Retailer Hibbett Sports saw a major net income drop in the third quarter, yet came in ahead of Wall Street’s earnings per share (EPS) expectations and updated its outlook for fiscal year 2018.
Net income was $7.6 million, down a whopping 48 percent, according to Nasdaq, compared to a net income of $14.6 million during the same period last year.
Third quarter EPS was $0.37 per diluted share, compared with earnings per diluted share of $0.66 last year, though above Reuters’ prediction of an EPS of $0.22.

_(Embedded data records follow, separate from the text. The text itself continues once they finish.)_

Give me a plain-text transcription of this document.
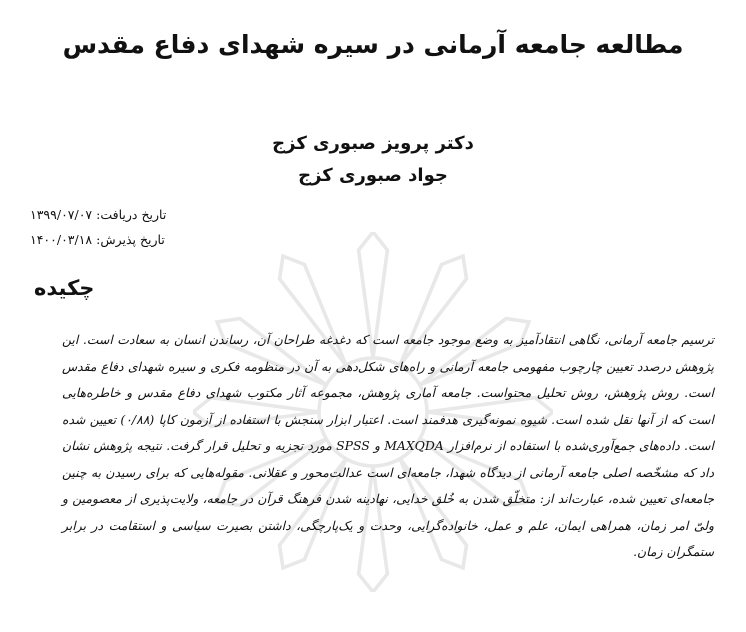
مطالعه جامعه آرمانی در سیره شهدای دفاع مقدس
دکتر پرویز صبوری کزج
جواد صبوری کزج
تاریخ دریافت: ۱۳۹۹/۰۷/۰۷
تاریخ پذیرش: ۱۴۰۰/۰۳/۱۸
چکیده

ترسیم جامعه آرمانی، نگاهی انتقادآمیز به وضع موجود جامعه است که دغدغه طراحان آن، رساندن انسان به سعادت است. این پژوهش درصدد تعیین چارچوب مفهومی جامعه آرمانی و راه‌های شکل‌دهی به آن در منظومه فکری و سیره شهدای دفاع مقدس است. روش پژوهش، روش تحلیل محتواست. جامعه آماری پژوهش، مجموعه آثار مکتوب شهدای دفاع مقدس و خاطره‌هایی است که از آنها نقل شده است. شیوه نمونه‌گیری هدفمند است. اعتبار ابزار سنجش با استفاده از آزمون کاپا (۰/۸۸) تعیین شده است. داده‌های جمع‌آوری‌شده با استفاده از نرم‌افزار MAXQDA و SPSS مورد تجزیه و تحلیل قرار گرفت. نتیجه پژوهش نشان داد که مشخّصه اصلی جامعه آرمانی از دیدگاه شهدا، جامعه‌ای است عدالت‌محور و عقلانی. مقوله‌هایی که برای رسیدن به چنین جامعه‌ای تعیین شده، عبارت‌اند از: متخلّق شدن به خُلق خدایی، نهادینه شدن فرهنگ قرآن در جامعه، ولایت‌پذیری از معصومین و ولیّ امر زمان، همراهی ایمان، علم و عمل، خانواده‌گرایی، وحدت و یک‌پارچگی، داشتن بصیرت سیاسی و استقامت در برابر ستمگران زمان.
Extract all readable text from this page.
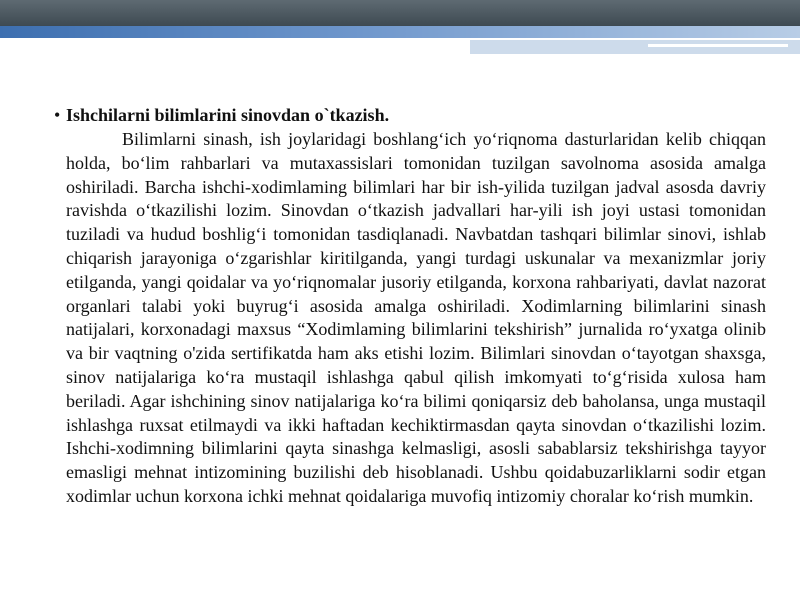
• Ishchilarni bilimlarini sinovdan o`tkazish.

Bilimlarni sinash, ish joylaridagi boshlang‘ich yo‘riqnoma dasturlaridan kelib chiqqan holda, bo‘lim rahbarlari va mutaxassislari tomonidan tuzilgan savolnoma asosida amalga oshiriladi. Barcha ishchi-xodimlaming bilimlari har bir ish-yilida tuzilgan jadval asosda davriy ravishda o‘tkazilishi lozim. Sinovdan o‘tkazish jadvallari har-yili ish joyi ustasi tomonidan tuziladi va hudud boshlig‘i tomonidan tasdiqlanadi. Navbatdan tashqari bilimlar sinovi, ishlab chiqarish jarayoniga o‘zgarishlar kiritilganda, yangi turdagi uskunalar va mexanizmlar joriy etilganda, yangi qoidalar va yo‘riqnomalar jusoriy etilganda, korxona rahbariyati, davlat nazorat organlari talabi yoki buyrug‘i asosida amalga oshiriladi. Xodimlarning bilimlarini sinash natijalari, korxonadagi maxsus “Xodimlaming bilimlarini tekshirish” jurnalida ro‘yxatga olinib va bir vaqtning o'zida sertifikatda ham aks etishi lozim. Bilimlari sinovdan o‘tayotgan shaxsga, sinov natijalariga ko‘ra mustaqil ishlashga qabul qilish imkomyati to‘g‘risida xulosa ham beriladi. Agar ishchining sinov natijalariga ko‘ra bilimi qoniqarsiz deb baholansa, unga mustaqil ishlashga ruxsat etilmaydi va ikki haftadan kechiktirmasdan qayta sinovdan o‘tkazilishi lozim. Ishchi-xodimning bilimlarini qayta sinashga kelmasligi, asosli sabablarsiz tekshirishga tayyor emasligi mehnat intizomining buzilishi deb hisoblanadi. Ushbu qoidabuzarliklarni sodir etgan xodimlar uchun korxona ichki mehnat qoidalariga muvofiq intizomiy choralar ko‘rish mumkin.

However, net sales for the third quarter increased marginally to 0.4% to $237.8 million, compared to $237.0 million during the same period last year. Comparable store sales fell 1.3%. President and CEO of the company, Jeff Rosenthal, attributes the retailer’s e-commerce site, which went live earlier this year, and strong marketing initiatives as a reason for positive sales results.
“Our e-commerce sales exceeded even our high expectations, as we experienced good response from early marketing initiatives and strong conversion from online traffic,” said Rosenthal.

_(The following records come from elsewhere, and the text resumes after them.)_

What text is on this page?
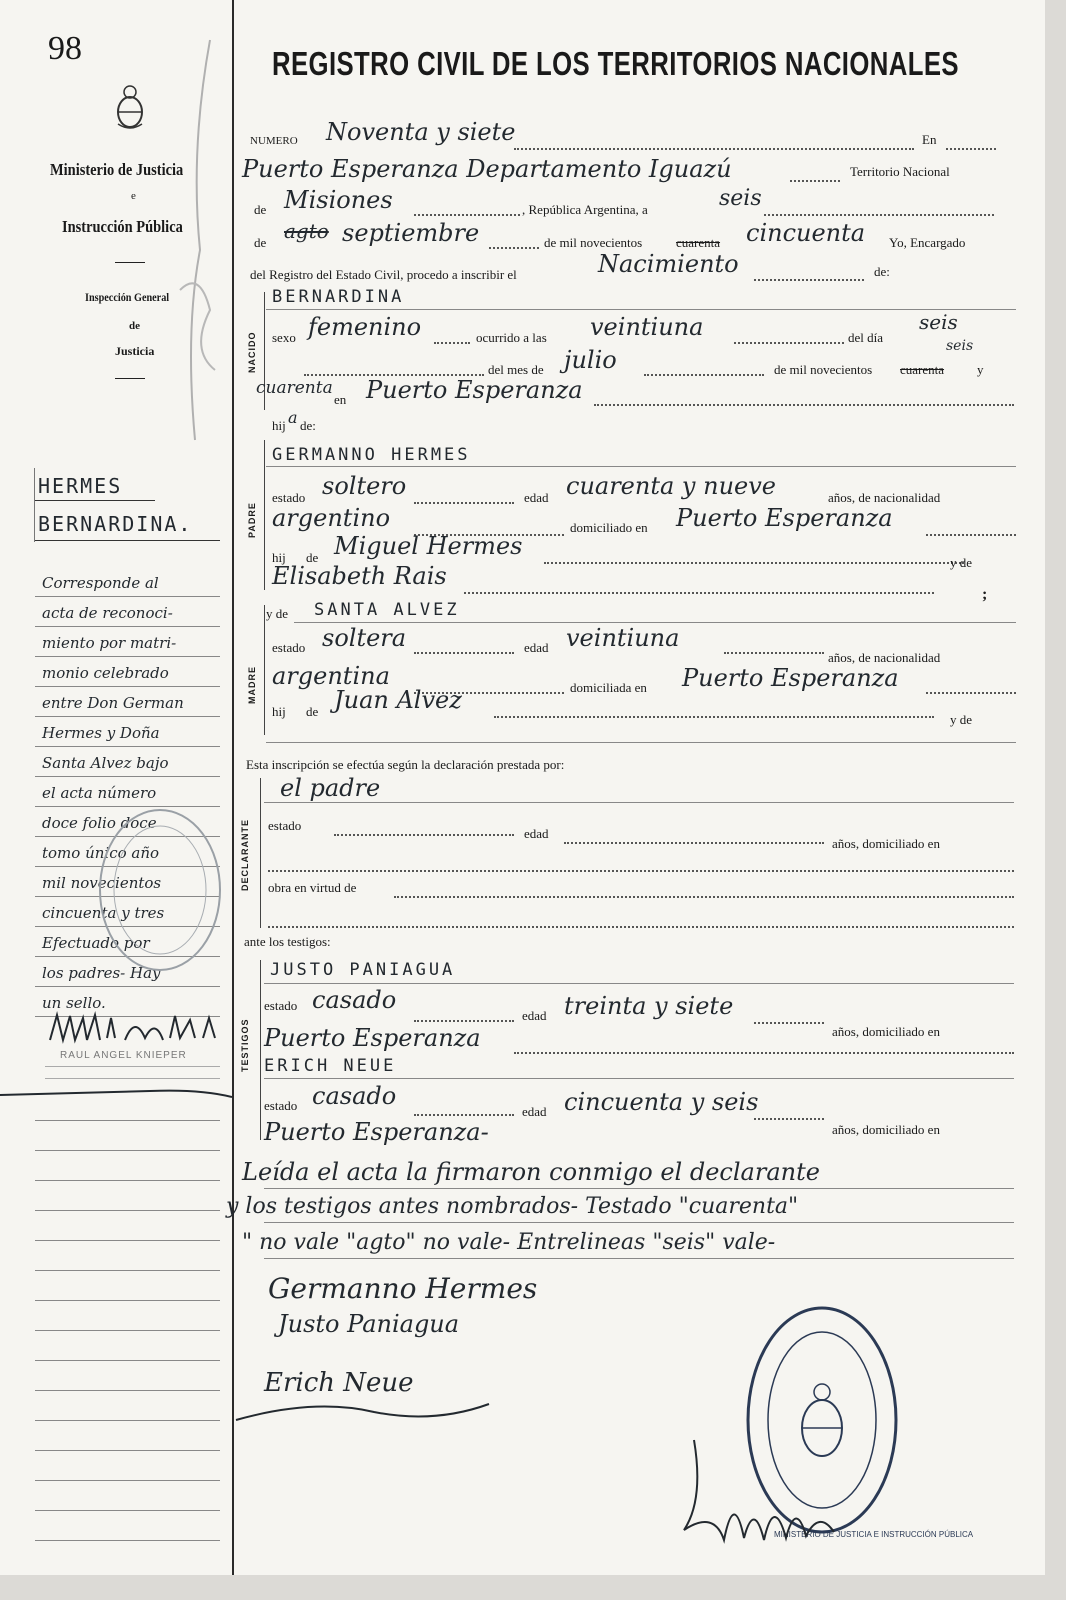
98
Ministerio de Justicia
e
Instrucción Pública
Inspección General
de
Justicia
HERMES
BERNARDINA.
Corresponde al
acta de reconoci-
miento por matri-
monio celebrado
entre Don German
Hermes y Doña
Santa Alvez bajo
el acta número
doce folio doce
tomo único año
mil novecientos
cincuenta y tres
Efectuado por
los padres- Hay
un sello.
RAUL ANGEL KNIEPER
REGISTRO CIVIL DE LOS TERRITORIOS NACIONALES
NUMERO Noventa y siete	En
Puerto Esperanza Departamento Iguazú	Territorio Nacional
de Misiones	, República Argentina, a	seis
de agto septiembre	de mil novecientos	cuarenta cincuenta Yo, Encargado
del Registro del Estado Civil, procedo a inscribir el	Nacimiento	de:
NACIDO
BERNARDINA
sexo femenino	ocurrido a las veintiuna	del día
seis
seis
del mes de julio	de mil novecientos cuarenta	y
cuarenta
en Puerto Esperanza
hij a de:
PADRE
GERMANNO HERMES
estado soltero	edad cuarenta y nueve	años, de nacionalidad
argentino	domiciliado en Puerto Esperanza
hij de Miguel Hermes
Elisabeth Rais	y de
;
MADRE
y de SANTA ALVEZ
estado soltera	edad veintiuna
años, de nacionalidad
argentina	domiciliada en Puerto Esperanza
hij de Juan Alvez
y de
Esta inscripción se efectúa según la declaración prestada por:
DECLARANTE
el padre
estado
edad
años, domiciliado en
obra en virtud de
ante los testigos:
TESTIGOS
JUSTO PANIAGUA
estado casado
edad treinta y siete
años, domiciliado en
Puerto Esperanza
ERICH NEUE
estado casado
edad cincuenta y seis
años, domiciliado en
Puerto Esperanza-
Leída el acta la firmaron conmigo el declarante
y los testigos antes nombrados- Testado "cuarenta"
" no vale "agto" no vale- Entrelineas "seis" vale-
Germanno Hermes
Justo Paniagua
Erich Neue
MINISTERIO DE JUSTICIA E INSTRUCCIÓN PÚBLICA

Gross margin was 32 percent, compared to 35.4% during the same period in 2016. Hibbett attributes the decrease to promotions and markdowns in order to improve store inventory—causing inventory turns to majorly improve compared to the same time last year.

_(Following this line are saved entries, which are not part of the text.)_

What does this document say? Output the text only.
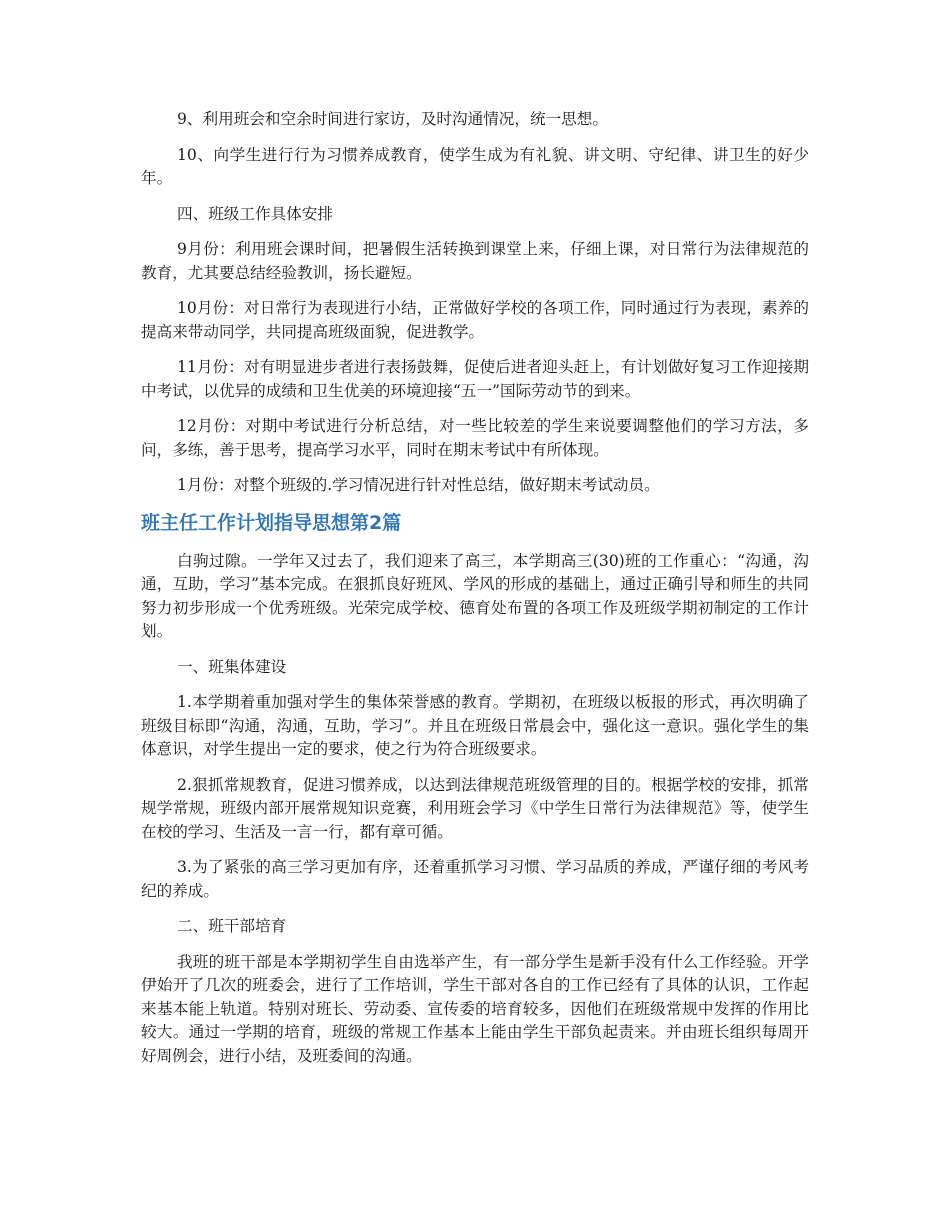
9、利用班会和空余时间进行家访，及时沟通情况，统一思想。

10、向学生进行行为习惯养成教育，使学生成为有礼貌、讲文明、守纪律、讲卫生的好少年。

四、班级工作具体安排

9月份：利用班会课时间，把暑假生活转换到课堂上来，仔细上课，对日常行为法律规范的教育，尤其要总结经验教训，扬长避短。

10月份：对日常行为表现进行小结，正常做好学校的各项工作，同时通过行为表现，素养的提高来带动同学，共同提高班级面貌，促进教学。

11月份：对有明显进步者进行表扬鼓舞，促使后进者迎头赶上，有计划做好复习工作迎接期中考试，以优异的成绩和卫生优美的环境迎接“五一”国际劳动节的到来。

12月份：对期中考试进行分析总结，对一些比较差的学生来说要调整他们的学习方法，多问，多练，善于思考，提高学习水平，同时在期末考试中有所体现。

1月份：对整个班级的.学习情况进行针对性总结，做好期末考试动员。

班主任工作计划指导思想第2篇

白驹过隙。一学年又过去了，我们迎来了高三，本学期高三(30)班的工作重心：“沟通，沟通，互助，学习”基本完成。在狠抓良好班风、学风的形成的基础上，通过正确引导和师生的共同努力初步形成一个优秀班级。光荣完成学校、德育处布置的各项工作及班级学期初制定的工作计划。

一、班集体建设

1.本学期着重加强对学生的集体荣誉感的教育。学期初，在班级以板报的形式，再次明确了班级目标即“沟通，沟通，互助，学习”。并且在班级日常晨会中，强化这一意识。强化学生的集体意识，对学生提出一定的要求，使之行为符合班级要求。

2.狠抓常规教育，促进习惯养成，以达到法律规范班级管理的目的。根据学校的安排，抓常规学常规，班级内部开展常规知识竞赛，利用班会学习《中学生日常行为法律规范》等，使学生在校的学习、生活及一言一行，都有章可循。

3.为了紧张的高三学习更加有序，还着重抓学习习惯、学习品质的养成，严谨仔细的考风考纪的养成。

二、班干部培育

我班的班干部是本学期初学生自由选举产生，有一部分学生是新手没有什么工作经验。开学伊始开了几次的班委会，进行了工作培训，学生干部对各自的工作已经有了具体的认识，工作起来基本能上轨道。特别对班长、劳动委、宣传委的培育较多，因他们在班级常规中发挥的作用比较大。通过一学期的培育，班级的常规工作基本上能由学生干部负起责来。并由班长组织每周开好周例会，进行小结，及班委间的沟通。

The company repurchased 1.2 million shares of common stock for around $15.9 million, with around $213.4 million of the total authorization remaining for future stock repurchase, according to the retailer.
“We were very pleased with the results for the quarter. Sales in equipment and accessories remained soft, but were offset by positive comparable store sales in footwear and significant improvement in branded apparel,” said Rosenthal. “We are confident that our initiatives surrounding e-commerce, improved assortments, and ongoing store rationalization are working, and we are well positioned now to compete effectively in a difficult retail environment.”
Hibbett Sports updated its outlook for FY2018, anticipating an EPS around $1.42 to $1.50, up from its previous guidance of $1.25 to $1.35. Comparable store sales are expected to be in the negative mid-single-digit range, which is better than the previously anticipated guidance in the negative mid to high single-digit range.